The poll was conducted by the well-known Ipsos polling firm March 24-26, using a random sample of 1,000 Italians aged 18 to 75.

Sixty-three percent of Italians said they approve of the Church’s use of technology, such as livestreaming Masses and prayers, to remain in contact with the faithful. However, only 23 percent say they’re actually taking advantage of those offerings at least semi-regularly, and most of those appear to be people who were already frequent Mass-goers.

The poll also attempted to gauge the spiritual impact of the coronavirus crisis, which, as of Monday, had claimed 11,591 lives in Italy, the highest death toll in the world.

Roughly a quarter of Italians, 26 percent, said they feel the need for a more intense spiritual life amid the pandemic, with 8 percent saying they feel a “much greater” spiritual interest and an additional 18 percent saying it’s “somewhat” greater. Moreover, 16 percent of Italians reported they’re praying more amid the virus, with 4 percent saying they’re praying “much more” and 12 percent saying it’s “somewhat” more.

According to analysts, however, that mini-boom is largely confined to the 70-plus percent of the country that declared itself believing prior to the outbreak of the pandemic. For the 27 percent of Italians who said they were non-believers before the crisis, there’s little evidence of any greater interest in a spiritual life.

“It seems that people driven by the present situation to pray more, or to intensify their spiritual lives, are the ones for whom prayer was already more less a familiar practice or a habit, while those who didn’t really pray much before aren’t doing so in greater numbers now,” wrote the Roman newspaper Il Messaggero.

Roughly two-thirds of Italians also reported positive attitudes about the contributions being made by Catholic parishes, movements and associations in support of the country’s most fragile population during the crisis, as well as the psychological and moral support being offered by the Church to people struck by the coronavirus.

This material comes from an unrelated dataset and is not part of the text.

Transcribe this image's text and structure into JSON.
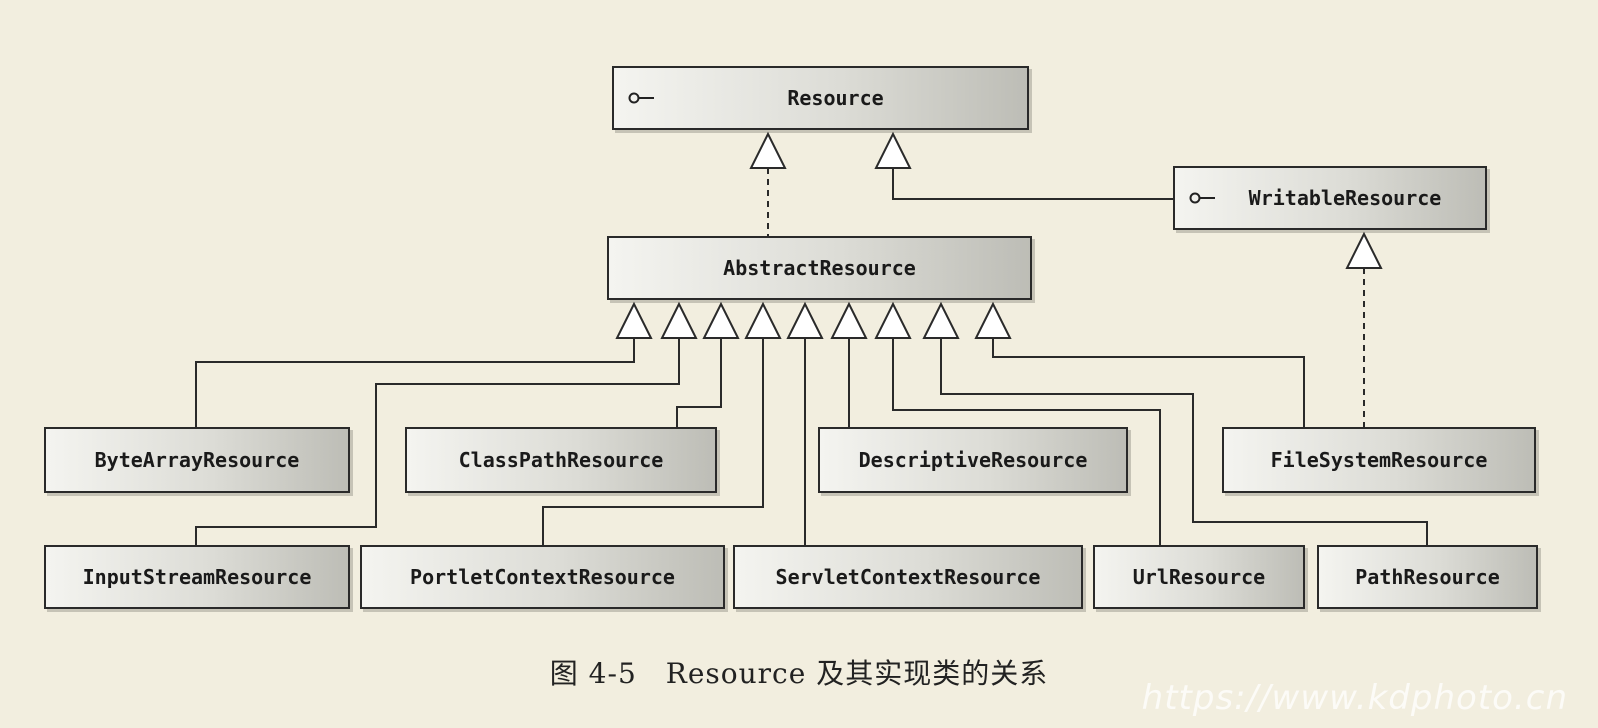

Over 70 percent of Italians rejected the idea that the coronavirus pandemic is a form of divine punishment for a society judged to be excessively secularized or sinful, and more than two-thirds said they don’t see the situation in terms of good v. evil.

Roughly half the country, however, did tell pollsters they believe there’s a message from God in the pandemic, an effort to call humanity back “to the things that really matter,” as Pope Francis suggested in his Urbi et Orbi blessing from an empty St. Peter’s Square last Friday.